A Salvação de um Uchiha
11 Capítulo dez
O calor do sol era suave naquele início de tarde, era fresco, o som do vento nas folhas se misturava com a minha respiração.
Não estava treinando no sentido comum da palavra, mas me conectando com a natureza.
Meditar e permitir que meu chakra fluísse livremente pelas árvores e pela terra era uma experiência indescritível.
Sentia cada partícula de energia vibrando ao meu redor, como se a própria floresta estivesse respirando comigo.
O silêncio absoluto do momento me dava uma sensação de paz que raramente experimentava em outros lugares.
De repente, algo perturbou a serenidade.
Dois chakras se aproximavam, e os reconheci instantaneamente. O chakra azul, suave e relaxante, trouxe um pequeno sorriso aos meus lábios, enquanto o chakra alaranjado foi acompanhado de uma onda de alerta.
Percebi a intensidade e a raiva contidas nesse chakra quase imediatamente. Era impossível não saber quem estava vindo.
_ Ah, não... Não é possível... — Murmurei, antes de ver o jovem Uzumaki Naruto, correndo com uma lata de tinta em uma das mãos.
O garoto tinha apenas cinco anos, mas parecia já estar em busca de confusão.
Sua energia era impossível de ignorar.

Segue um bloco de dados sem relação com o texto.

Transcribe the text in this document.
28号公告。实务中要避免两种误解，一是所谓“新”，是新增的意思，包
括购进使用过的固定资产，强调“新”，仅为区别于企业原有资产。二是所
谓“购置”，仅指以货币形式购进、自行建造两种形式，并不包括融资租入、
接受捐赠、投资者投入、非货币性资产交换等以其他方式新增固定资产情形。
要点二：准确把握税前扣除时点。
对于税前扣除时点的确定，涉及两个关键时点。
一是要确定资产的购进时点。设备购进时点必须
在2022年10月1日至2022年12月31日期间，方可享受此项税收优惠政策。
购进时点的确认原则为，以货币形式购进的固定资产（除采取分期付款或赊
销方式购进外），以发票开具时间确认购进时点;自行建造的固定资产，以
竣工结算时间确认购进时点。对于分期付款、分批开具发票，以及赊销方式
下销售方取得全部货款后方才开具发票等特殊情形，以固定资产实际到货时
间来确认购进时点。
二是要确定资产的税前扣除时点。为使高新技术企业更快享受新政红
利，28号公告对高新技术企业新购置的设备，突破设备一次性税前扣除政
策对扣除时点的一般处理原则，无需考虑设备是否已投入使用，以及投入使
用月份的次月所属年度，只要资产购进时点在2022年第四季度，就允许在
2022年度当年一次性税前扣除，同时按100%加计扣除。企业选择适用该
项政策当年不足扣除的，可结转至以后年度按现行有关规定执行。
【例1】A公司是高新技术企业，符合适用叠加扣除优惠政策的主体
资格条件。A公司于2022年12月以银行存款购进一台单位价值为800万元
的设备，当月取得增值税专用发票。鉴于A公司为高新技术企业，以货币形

Ele era um tornado de vontade e desatino.
_ Melhor parar de correr, vai se machucar. — Falei, sem desviar o olhar, consciente de que não havia muito sentido em tentar pará-lo, mas sentia a necessidade de alertá-lo.
_ E quem se importa? — Naruto respondeu com aquele sorriso travesso, tão característico dele.
Seus olhos azuis brilhavam com uma curiosidade insaciável.
_ Eu me importo. — Ficou confuso. _ Vem, sente-se comigo, aprecie o que a natureza te oferece. — O convidei, sentindo que ele precisava de algo mais naquele momento.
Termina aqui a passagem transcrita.